Show Power Normal Distribution in Statistics using Python


In this article we will get to know Power Normal Distribution, its application and uses. We will learn to analyze the distribution by the help of different methods including PDF and CDF. Before that let's see what Power Normal Distribution is.

Power Normal Distribution

Power Normal Distribution is same as normal distribution only difference is, this distribution includes the power parameter which is used to control the shape of the distribution. It provides us easy way for modeling the data which will show the characteristics of non-normal distribution.

Let’s see the power normal distribution using various methods −

Method 1: Random Number Generation

Here In this method, we will generate random numbers from the power normal distribution. For generating the random number we use scipy.stats module.

Example

import numpy as np
import matplotlib.pyplot as plt
from scipy.stats import powernorm

mean = 0  
sigma = 1
alpha = 2  

random_numbers = powernorm.rvs(alpha, loc=mean, scale=sigma, size=20)
print(random_numbers)

Output

[-1.13156225 -1.87837294  0.43238318 -2.01395963 -0.78067048 -0.09210662
 -0.90814025  0.64637169  0.3459799  -1.11370548 -0.40993553  0.933623
 -0.31985786 -0.35511113 -0.04098083 -0.44625217  0.44481325 -0.71633978
 -1.00779006  1.30530909]

Explanation

Here in the function we import the powernorm class from scipy.stats for working with power normal distribution. Here we have parameter as mean, sigma which is standard deviation and alpha for power parameter. Using powernorm.rvs() we generated 20 random values from power normal distribution.

Method 2: Probability Density Function (PDF)

The PDF of a Power Normal Distribution says that some outcome will happen. It is used to define the probability of any random variable. To analyze the PDF of any specific point we will use pdf() method.

Example

from scipy.stats import powernorm

mean = 0
sigma = 1
alpha = 2

x = 0.5
pdf_value = powernorm.pdf(x, alpha, loc=mean , scale=sigma)

print(pdf_value)

Output

0.21725073878123458

Explanation

Here also in the function we import the powernorm class from scipy.stats to work with power normal distribution. For calculating the PDF at any given point we use pdf() function.

Method 3:Cumulative Distribution Function (CDF)

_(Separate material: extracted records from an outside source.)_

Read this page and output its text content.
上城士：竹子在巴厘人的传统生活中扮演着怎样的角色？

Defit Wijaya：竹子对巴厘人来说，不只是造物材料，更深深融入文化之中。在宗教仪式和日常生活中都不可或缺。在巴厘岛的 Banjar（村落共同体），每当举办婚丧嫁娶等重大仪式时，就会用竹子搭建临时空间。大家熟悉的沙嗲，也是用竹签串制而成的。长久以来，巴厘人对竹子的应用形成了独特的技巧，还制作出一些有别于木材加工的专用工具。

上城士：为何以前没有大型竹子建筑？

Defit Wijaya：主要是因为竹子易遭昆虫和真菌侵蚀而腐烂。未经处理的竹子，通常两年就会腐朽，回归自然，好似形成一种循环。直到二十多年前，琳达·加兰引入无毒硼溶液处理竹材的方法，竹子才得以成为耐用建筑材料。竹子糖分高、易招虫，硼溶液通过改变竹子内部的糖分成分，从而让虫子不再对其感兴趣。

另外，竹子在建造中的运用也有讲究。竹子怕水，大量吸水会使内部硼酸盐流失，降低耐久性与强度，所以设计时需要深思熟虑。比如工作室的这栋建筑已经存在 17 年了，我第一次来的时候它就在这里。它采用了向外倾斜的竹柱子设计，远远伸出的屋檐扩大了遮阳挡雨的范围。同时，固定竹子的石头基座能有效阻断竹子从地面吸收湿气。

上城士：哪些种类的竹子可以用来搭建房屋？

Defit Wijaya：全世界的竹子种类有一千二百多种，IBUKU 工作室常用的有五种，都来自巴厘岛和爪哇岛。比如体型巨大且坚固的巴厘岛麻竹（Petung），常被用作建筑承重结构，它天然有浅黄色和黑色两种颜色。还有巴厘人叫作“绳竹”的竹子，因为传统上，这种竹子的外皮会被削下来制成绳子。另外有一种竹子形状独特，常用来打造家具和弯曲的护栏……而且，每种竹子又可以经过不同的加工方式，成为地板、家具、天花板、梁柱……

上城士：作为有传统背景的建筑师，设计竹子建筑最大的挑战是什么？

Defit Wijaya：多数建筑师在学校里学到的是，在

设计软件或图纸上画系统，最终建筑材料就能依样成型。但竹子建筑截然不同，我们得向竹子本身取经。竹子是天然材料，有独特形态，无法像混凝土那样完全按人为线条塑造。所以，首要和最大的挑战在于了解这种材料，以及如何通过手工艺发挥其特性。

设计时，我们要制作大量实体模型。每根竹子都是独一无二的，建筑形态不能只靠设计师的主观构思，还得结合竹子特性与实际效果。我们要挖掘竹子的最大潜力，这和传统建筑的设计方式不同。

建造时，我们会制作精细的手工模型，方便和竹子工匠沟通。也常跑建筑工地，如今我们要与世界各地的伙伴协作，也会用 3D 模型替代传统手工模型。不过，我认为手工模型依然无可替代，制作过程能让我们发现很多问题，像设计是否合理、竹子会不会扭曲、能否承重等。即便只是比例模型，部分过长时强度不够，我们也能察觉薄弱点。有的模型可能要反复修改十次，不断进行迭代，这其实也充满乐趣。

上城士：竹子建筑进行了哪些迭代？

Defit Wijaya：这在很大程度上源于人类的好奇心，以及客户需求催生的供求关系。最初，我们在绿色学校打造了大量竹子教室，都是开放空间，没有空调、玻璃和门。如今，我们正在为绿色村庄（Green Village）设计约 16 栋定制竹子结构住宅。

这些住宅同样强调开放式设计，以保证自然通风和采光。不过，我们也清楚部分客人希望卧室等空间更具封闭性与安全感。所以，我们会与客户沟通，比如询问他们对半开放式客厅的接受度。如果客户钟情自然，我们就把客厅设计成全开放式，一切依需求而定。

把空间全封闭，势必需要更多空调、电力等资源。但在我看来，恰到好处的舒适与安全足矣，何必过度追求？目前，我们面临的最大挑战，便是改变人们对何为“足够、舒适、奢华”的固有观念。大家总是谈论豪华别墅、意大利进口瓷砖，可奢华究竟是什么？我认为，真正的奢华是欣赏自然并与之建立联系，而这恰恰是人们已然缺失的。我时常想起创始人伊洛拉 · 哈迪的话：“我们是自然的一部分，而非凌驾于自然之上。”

We use the PDF of Cumulative Distribution Function for describing the value of random variable which is less than or equal to any value x. This comes under cumulative function as it evaluate the sum of total likelihood until that point.

Example

from scipy.stats import powernorm

sigma = 1
alpha = 2
mean = 0

x = 0.5
cdf_value = powernorm.cdf(x, alpha, loc=mean, scale=sigma)

print(cdf_value)

Output

0.9048045871969101

Explanation

Here in the function we import the powernorm class from scipy.stats to work with power normal distribution. For calculating the CDF at any given point x we use cdf() function.

Method 4:Fit Data to Power Normal Distribution

For fitting the values we can use fit() method. We can estimate the parameter of Power Normal Distribution after fitting the value to PDF.

Example

from scipy.stats import powernorm
import numpy as np

data = np.array([0.5, 0.6, 0.7, 0.8, 0.9])

alpha, loc, scale = powernorm.fit(data)

print("A:", alpha)
print("S:", scale)
print("L:", loc)

Output

A: 3.0842243722735286e-05 
S: 0.0011910055743893453 
L: 0.4320397942139688

Explanation

Here in the function we import the powernorm class from scipy.stats for working with the Power Normal Distribution. We used the fit() method for estimating the Power Normal Distribution parameters, here the parameters are A, S, L which are Alpha, Scale and Location respectively.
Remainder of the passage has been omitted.